Scottish economy forecast to grow slower than UK

princes streetImage source, Getty Images
Image caption,

Scotland's population is projected to drop by 900,000 people over the next 50 years

Scotland's economy is projected to grow more slowly than the UK over the next 50 years, according to the Scottish Fiscal Commission (SFC), external.

The independent body projected that Scotland's GDP would grow by 0.9% per year on average between 2028-29 and 2071-72.

This is compared with growth of 1.4% for the UK as a whole.

Scotland's population is also forecast to drop by as many as 900,000 people over the next 50 years.

The proportion of the population aged between 16 and 64 is projected to fall by eight percentage points by 2072, to 56% of the total population, compared with a six percentage point drop in the UK.

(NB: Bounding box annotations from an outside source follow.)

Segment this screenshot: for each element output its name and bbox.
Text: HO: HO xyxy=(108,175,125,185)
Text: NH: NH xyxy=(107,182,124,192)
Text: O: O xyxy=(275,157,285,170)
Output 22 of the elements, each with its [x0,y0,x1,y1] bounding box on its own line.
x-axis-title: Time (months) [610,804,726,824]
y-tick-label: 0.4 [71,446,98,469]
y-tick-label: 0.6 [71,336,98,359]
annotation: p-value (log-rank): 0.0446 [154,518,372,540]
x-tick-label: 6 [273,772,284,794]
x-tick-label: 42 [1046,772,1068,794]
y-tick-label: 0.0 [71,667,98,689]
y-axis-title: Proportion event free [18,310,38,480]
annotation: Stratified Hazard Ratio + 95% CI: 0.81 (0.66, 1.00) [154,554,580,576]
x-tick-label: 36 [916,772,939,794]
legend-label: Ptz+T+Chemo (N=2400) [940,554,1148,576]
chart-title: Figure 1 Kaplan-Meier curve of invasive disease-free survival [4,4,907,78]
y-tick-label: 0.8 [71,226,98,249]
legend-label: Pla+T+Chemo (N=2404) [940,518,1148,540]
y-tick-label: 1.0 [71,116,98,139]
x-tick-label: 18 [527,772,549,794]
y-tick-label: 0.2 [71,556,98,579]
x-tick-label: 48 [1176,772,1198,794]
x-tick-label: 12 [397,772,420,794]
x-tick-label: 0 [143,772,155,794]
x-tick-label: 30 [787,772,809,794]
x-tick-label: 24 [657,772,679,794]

The report also predicted that Scotland's population would be on average 7.6 years older in 2072 than it is currently, compared with 6.1 years older in the UK as a whole.

The number of people over the age of 64 in Scotland is expected to rise by 12% by 2072.

GDP per person is also projected to grow at a slightly slower rate than in the UK, the commission predicted, with an annual average increase in Scotland of 1.3% compared with 1.4% in the UK as a whole.

Low fertility rate

The report said the more acute ageing population in Scotland was primarily a result of a low number of births caused by a low fertility rate combined with an already older population.

A decrease in net migration is also predicted to contribute to the change but to a lesser extent.

The SFC was set up by the Scottish government in 2014 and publishes economic and fiscal projections for Scotland's economy to inform government spending and taxation plans.

The interim projections it published on Tuesday come ahead of a full report next year on the economic challenges of Scotland's population trends over the next five decades.

Prof Graeme Roy, the chairman of the SFC, said: "While Scotland is no different from most high-income economies in facing demographic pressures, those facing Scotland are particularly acute.

"Our fiscal sustainability report next year will explore how these will affect the Scottish budget in the future.

"Politicians and those delivering public services will need to consider how to respond to these future fiscal pressures."

Economic projections depend on taking recent trends and pushing them into the future. And if the past few years are any guide, there's a lot that will squeeze Scotland's economy in the next 50 years.

But of course, things change; technology replaces some jobs with automation, and creates others we haven't yet imagined.

The idea that people stop work at 65 is already outdated; Policy on migration can stem the loss of population or exacerbate it; Scots may have bigger families, or smaller, for various reasons, many of them financial; and people may live longer, or maybe shorter lives than assumed in economic models.

So the demographic forecasts tell us the course we're on, if other things don't change, and if we don't make choices to change them.

It tells us to expect slow growth, population decline, fewer children and fewer people of working age who pay most of the tax, with a big rise in older people, who tend to cost more in public service provision.

Today's report from the Scottish Fiscal Commission is the prelude to a study, due next March, of what this could mean for the taxation base (shrinking) and public spending (rising).

The Commission has already warned about more shorter term pressures arising from Scottish government promises on welfare benefits that will be hard to sustain, while Audit Scotland points to health and social care pressures that are already unsustainable.

You can safely predict that the report next March will not be comfortable reading for policy-makers, and particularly those who wish to retain the current range of public services that are free to use.